Gilvan Freire
Se alguém planta uma roça de feijão com o firme propósito de matar a fome de muita gente, é inteiramente possível que a safra seja bem maior do que a roça do avarento que planta outra roça apenas para alimentar a si mesmo, enquanto seus vizinhos passam toda a sorte de privação.
É que o bem e o mal têm uma imensa capacidade de propagação, mas o bem, que exige boa intencionalidade e rega generosa, tem mais ampla possibilidade de produzir mais. Bem e mal, se fossem ambos equivalentes em seu potencial de gerar resultados, fatalmente o bem desapareceria em pouco tempo, pela desproporcional força destrutiva que o mal possui.
O mal existe. Tanto quanto existe o homem mau, o que não tem generosidade em seu coração, aquele que não tem a rega para a obra do bem. Mas assim como o bem é a compensação de quem não faz o mal, pela mesma razão o mal há de ser a compensação de quem não faz o bem.
O galo brigão que queria fazer o bem e o mal
Cássio Cunha Lima foi educado dentro de casa para fazer somente o bem, mas a política, arte belicosa para a qual foi treinado, exigir-lhe-ia o dever de fazer também o mal, cada coisa destinada aos correligionários ou adversários de sua vida pública, iniciada na adolescência. Ele eletrizava as multidões tangidas pelo pai, um orador inflamado e poeta do gosto popular, mas o filho se encarregou de enfrentar os desafetos das disputas eleitorais – um ringue onde o inimigo batia na cara que o eleitor chamava de coisa linda.
De tanto bater nos outros desde os primeiros momentos, Cássio foi criando musculatura. Apanhava quase nada e batia muito, e ainda formando penugens passou a ser apelidado de Galo de Campina, um pinto com valentia de avestruz silvestre. No temperamento cultuado de galo de briga, Cássio teria de amar a seus amigos e aliados, mas teria de cultivar o ódio aos que cruzassem seu terreiro como competidor. E se dividiu entre a paz e a guerra, uma repartição de pedaços em que o homem entrega uma banda a Deus e outra ao diabo.
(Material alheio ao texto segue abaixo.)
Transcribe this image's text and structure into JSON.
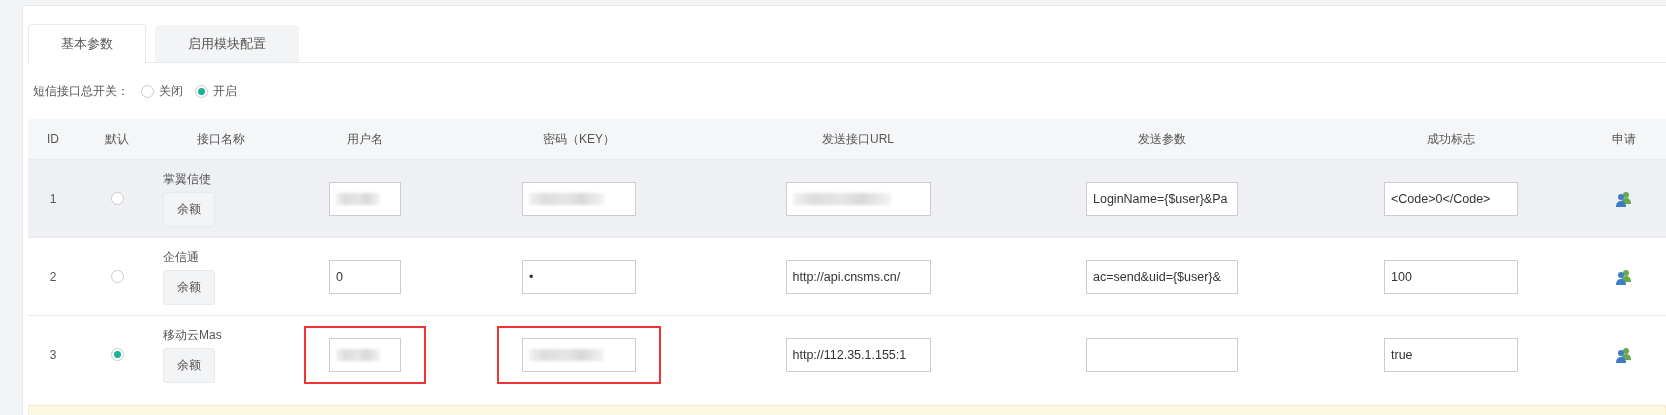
{
  "tabs": [
    {
      "label": "基本参数",
      "selected": true
    },
    {
      "label": "启用模块配置",
      "selected": false
    }
  ],
  "sms_switch": {
    "label": "短信接口总开关：",
    "options": [
      {
        "label": "关闭",
        "selected": false
      },
      {
        "label": "开启",
        "selected": true
      }
    ]
  },
  "table": {
    "columns": [
      "ID",
      "默认",
      "接口名称",
      "用户名",
      "密码（KEY）",
      "发送接口URL",
      "发送参数",
      "成功标志",
      "申请"
    ],
    "rows": [
      {
        "id": "1",
        "hovered": true,
        "default_selected": false,
        "name": "掌翼信使",
        "balance_button": "余额",
        "fields": [
          {
            "redacted": true,
            "flagged": false
          },
          {
            "redacted": true,
            "flagged": false
          },
          {
            "redacted": true,
            "flagged": false
          },
          {
            "value": "LoginName={$user}&Pa",
            "redacted": false,
            "flagged": false
          },
          {
            "value": "<Code>0</Code>",
            "redacted": false,
            "flagged": false
          }
        ]
      },
      {
        "id": "2",
        "hovered": false,
        "default_selected": false,
        "name": "企信通",
        "balance_button": "余额",
        "fields": [
          {
            "value": "0",
            "redacted": false,
            "flagged": false
          },
          {
            "value": "•",
            "redacted": false,
            "flagged": false
          },
          {
            "value": "http://api.cnsms.cn/",
            "redacted": false,
            "flagged": false
          },
          {
            "value": "ac=send&uid={$user}&",
            "redacted": false,
            "flagged": false
          },
          {
            "value": "100",
            "redacted": false,
            "flagged": false
          }
        ]
      },
      {
        "id": "3",
        "hovered": false,
        "default_selected": true,
        "name": "移动云Mas",
        "balance_button": "余额",
        "fields": [
          {
            "redacted": true,
            "flagged": true
          },
          {
            "redacted": true,
            "flagged": true
          },
          {
            "value": "http://112.35.1.155:1",
            "redacted": false,
            "flagged": false
          },
          {
            "redacted": false,
            "flagged": false
          },
          {
            "value": "true",
            "redacted": false,
            "flagged": false
          }
        ]
      }
    ]
  }
}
Mas o lado mau que Cássio desenvolveu para combater e perseguir seus adversários, rendeu tantos transtornos e amarguras que os inimigos lhe tiraram as plumas e lhe quebraram as asas, só porque o mal, ainda que limitado, tem uma força monstruosa em seu retorno. Quando o mal e o bem são plantados no mesmo roçado e não houver trato para separar o feijão do homem bom do feijão do homem mau, como ervas daninhas as plantas do homem ruim destruirão a plantação do homem bondoso. Depois de alguns anos, Cássio descobriu que o poder só serve para se fazer o bem. E sua lavoura cresceu.
RC e a semeadura de más sementes
O governador Ricardo Coutinho tem quase a mesma idade de Cássio, mas a escolha entre fazer o bem e o mal está ainda no começo. O povo arou e lhe deu uma roça para plantar feijão, grão do bem para ser semeado e regado por um homem supostamente bom, a fim de que a generosidade fertilize o solo e a colheita seja ainda maior do que fora prevista.
Mas RS planta duas sementes em cada cova, uma para si mesmo e a outra para os que araram a terra. Uma das duas vai atrofiar a outra, e é possível que o semeador perca toda a semeadura. Como o feijão que haveria de saciar a fome do povo, essa semente mal cuidada, sem a rega do bem e da generosidade, vai ser enterrada debaixo do solo, mas dali não nascerá um só pé de grão.
Fazendo o mal a tanta gente vulnerável e plantando tantos grãos podres, RC não tem como colher uma boa safra. Assim como Cássio nos tempos mais dramáticos, RC está vivendo a fase em que o mal que faz está dando o mais perverso dos retornos.
Não bastasse o terreno da Acadepol ter arrastado a imagem moral do governador para a sarjeta, ecoam fatos que comprometem a trajetória de RC desde o tempo em que era prefeito. Mas tudo funciona conforme a sentença política histórica: o que produz o bem é o bem que você faz. E o mal que você não faz.